The Golden Olden Days: How game intros have changed


Uphill In the Snow, Both Ways, With Game Intros

An interesting thought occurred to me the other day. (By “interesting” I mean an idea that is ultimately of no consequence and possibly of little interest to anybody but me, but which nonetheless stuck in my brain for a good two to three weeks, causing me to write this article; and by “thought” I really mean a baseless gripe rooted in nostalgia common to the elusive subspecies known as ‘the aging gamer’.) I think that, if you’re like me, you’ll agree that here is a phenomenon which has quietly slipped right by most of us during the natural evolution of games. Let me explain.

Several weeks ago, I was starting in on my newest 3DS title, Castlevania: Lords of Shadow: Mirror of Fate, which takes the characters of Simon, Trevor, and Gabriel Belmont, and connects the dots of their disparate stories into one big family tree. While the Lords of Shadow sub-series of games does not tie directly into the main Castlevania timeline (it uses the same characters, but relates them in new ways that just don’t jibe with the original), it’s impossible not to correlate its characters to their earlier, retro iterations.

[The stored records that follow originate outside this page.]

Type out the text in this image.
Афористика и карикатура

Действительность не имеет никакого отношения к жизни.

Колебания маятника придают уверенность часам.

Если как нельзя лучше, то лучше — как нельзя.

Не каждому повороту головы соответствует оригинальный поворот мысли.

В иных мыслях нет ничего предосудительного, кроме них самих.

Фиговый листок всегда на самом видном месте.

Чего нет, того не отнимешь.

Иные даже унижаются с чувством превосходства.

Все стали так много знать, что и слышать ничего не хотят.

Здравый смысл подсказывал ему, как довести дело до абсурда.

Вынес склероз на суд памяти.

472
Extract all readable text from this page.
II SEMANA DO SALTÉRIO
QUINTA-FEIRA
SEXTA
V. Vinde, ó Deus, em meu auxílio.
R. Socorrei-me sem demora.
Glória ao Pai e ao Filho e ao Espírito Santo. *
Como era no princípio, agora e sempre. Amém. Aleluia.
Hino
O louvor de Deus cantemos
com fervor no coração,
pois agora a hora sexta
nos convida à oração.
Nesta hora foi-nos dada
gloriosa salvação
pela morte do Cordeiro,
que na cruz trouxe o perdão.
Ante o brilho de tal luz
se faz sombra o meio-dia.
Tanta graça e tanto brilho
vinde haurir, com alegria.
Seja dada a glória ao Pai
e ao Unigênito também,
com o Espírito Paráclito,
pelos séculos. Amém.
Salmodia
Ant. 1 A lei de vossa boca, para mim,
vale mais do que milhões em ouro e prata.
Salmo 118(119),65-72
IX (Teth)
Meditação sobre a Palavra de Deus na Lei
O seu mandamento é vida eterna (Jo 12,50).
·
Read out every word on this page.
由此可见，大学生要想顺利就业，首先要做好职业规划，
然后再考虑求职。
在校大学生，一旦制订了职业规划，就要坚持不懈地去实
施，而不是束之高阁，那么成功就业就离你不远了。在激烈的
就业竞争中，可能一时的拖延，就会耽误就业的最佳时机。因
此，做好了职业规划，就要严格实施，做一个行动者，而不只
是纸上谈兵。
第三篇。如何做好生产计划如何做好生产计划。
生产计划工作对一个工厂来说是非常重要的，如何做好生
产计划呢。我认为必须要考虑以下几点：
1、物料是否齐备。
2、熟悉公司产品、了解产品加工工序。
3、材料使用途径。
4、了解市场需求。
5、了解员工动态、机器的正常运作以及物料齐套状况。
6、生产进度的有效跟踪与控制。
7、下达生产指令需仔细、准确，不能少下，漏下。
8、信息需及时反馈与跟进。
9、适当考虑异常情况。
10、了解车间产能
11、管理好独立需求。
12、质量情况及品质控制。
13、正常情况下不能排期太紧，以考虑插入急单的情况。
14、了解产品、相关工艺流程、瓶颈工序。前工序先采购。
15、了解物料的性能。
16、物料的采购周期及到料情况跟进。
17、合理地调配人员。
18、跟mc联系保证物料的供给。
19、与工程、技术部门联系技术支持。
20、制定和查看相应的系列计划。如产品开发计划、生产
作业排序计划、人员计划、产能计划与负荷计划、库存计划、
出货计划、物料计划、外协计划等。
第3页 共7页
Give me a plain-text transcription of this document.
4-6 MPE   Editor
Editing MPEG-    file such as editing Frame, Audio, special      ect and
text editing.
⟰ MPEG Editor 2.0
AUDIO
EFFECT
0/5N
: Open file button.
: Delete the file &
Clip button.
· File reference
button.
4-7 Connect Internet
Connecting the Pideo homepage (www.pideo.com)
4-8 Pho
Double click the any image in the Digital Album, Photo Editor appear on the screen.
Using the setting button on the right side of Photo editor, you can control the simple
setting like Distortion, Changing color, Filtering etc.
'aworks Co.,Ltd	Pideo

So, Mirror of Fate gets underway, and soon Simon’s story begins. As I’m watching the first minute of this…

…my mind flashes back to the first few seconds of this…

…and I just can’t help but wonder, “Now that’s just a whole lotta shoutin’ and nonsense! Whatever happened to that nice young man who didn’t have to scream and holler to get me to care about him? It was just him, a creaking gate, and a lurking fortress. ‘Nuff said.”